After independence in 1956, the regimes in Khartoum inherited the domination of the southern Sudan and Nuba Mountains. They prevented the Africans in these areas from participating in free elections and often marginalized them. They denied the people of the south the tools for social and economic progress. The southern regions are just as the British left them, without any significant infrastructure even for an educational system.

In 1958, President Abboud started forced Islamization and assimilation of the Africans. Harassed, tortured and beaten, the African indigenous peoples took up arms. General Joseph Lagu led them in the Anya-nya war of 1962-1972. Peace was signed by General Nimeri in 1972. In 1983, he abrogated it, declaring Sharia (Moslem) to be the law of the land, thus outlawing the African cultures, vital for identification of the Lokoyas, Dinka, Nuer, Shilluk, Latukos, Baris, and others. This action ignited the current war.

Water and oil are the two major natural resources that have complicated the conflict. Representatives of the south signed the 1972 Addis Ababa Agreement which, they felt, would protect the southern interests in the waters of the Nile and allow a plebiscite on independence for the south by 1977. But Egypt and the northern part of Sudan undermined the agreement by a separate plan to dig the Jonglei Canal, which would divert the waters of the Nile around the agricultural and cattle lands of the south and deliver it to the north and to Egypt. The Jonglei canal would reduce water loss through evaporation in the marshes of the Sudd. Southerners are opposed on environmental grounds, saying as evaporation diminishes, rainfall lessens. Grass, forest and fishing grounds could disappear. They refused this agreement in 1975.

Oil fields as large as those of Saudi Arabia were discovered in the south in 1978. The northern government immediately redrew the boundary between the north and the south so that the richest oil fields were located on the northern side. The northern government further divided the south into three distinct provinces in 1983 in order to further weaken it. The south refused all of the northern demands.

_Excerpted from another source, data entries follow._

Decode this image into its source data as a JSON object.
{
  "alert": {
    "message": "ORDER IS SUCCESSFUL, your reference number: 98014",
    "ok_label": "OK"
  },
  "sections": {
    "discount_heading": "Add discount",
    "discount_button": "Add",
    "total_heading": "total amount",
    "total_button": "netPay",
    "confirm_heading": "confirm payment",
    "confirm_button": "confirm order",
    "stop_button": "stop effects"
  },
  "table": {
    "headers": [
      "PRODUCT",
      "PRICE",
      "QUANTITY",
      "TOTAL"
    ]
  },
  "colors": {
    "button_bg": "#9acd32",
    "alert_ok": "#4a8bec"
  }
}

In 1985, a coup d'etat replaced the government in Khartoum, and the Sudanese People's Liberation Army (SPLA) was formed in the south. The mujahadeen, Moslem fundamentalists who volunteer their services for the army, took it over. Their occupation of the south includes forced Islamization and mandatory Arabic language. They have killed most of the southern Sudanese intellectuals. In 1989, the decimation of the Christian population through hangings, crucifixions, tortures, kidnapping of children, forced marriages for young girls, beatings, chaining, and enslavement began.

Civil war, economic mismanagement, high inflation, over 4.5 million displaced persons, and a refugee influx from neighboring countries has devastated Sudan's agricultural economy.

In 1999, the government announced that political groups could again be formed. Still, the fighting continued.

Peace Action Maine hopes that presenting these two views can aid in our understanding of the situation in Sudan. Certainly, U.S. policies on arms sales must be brought under control. We urge our readers to be active in supporting an arms trade code of conduct, which would be a first step in setting some limits. Weapons manufacturers cannot be allowed to profit from these dreadful conflicts. We thank our Sudanese neighbors for bringing their stories to our attention.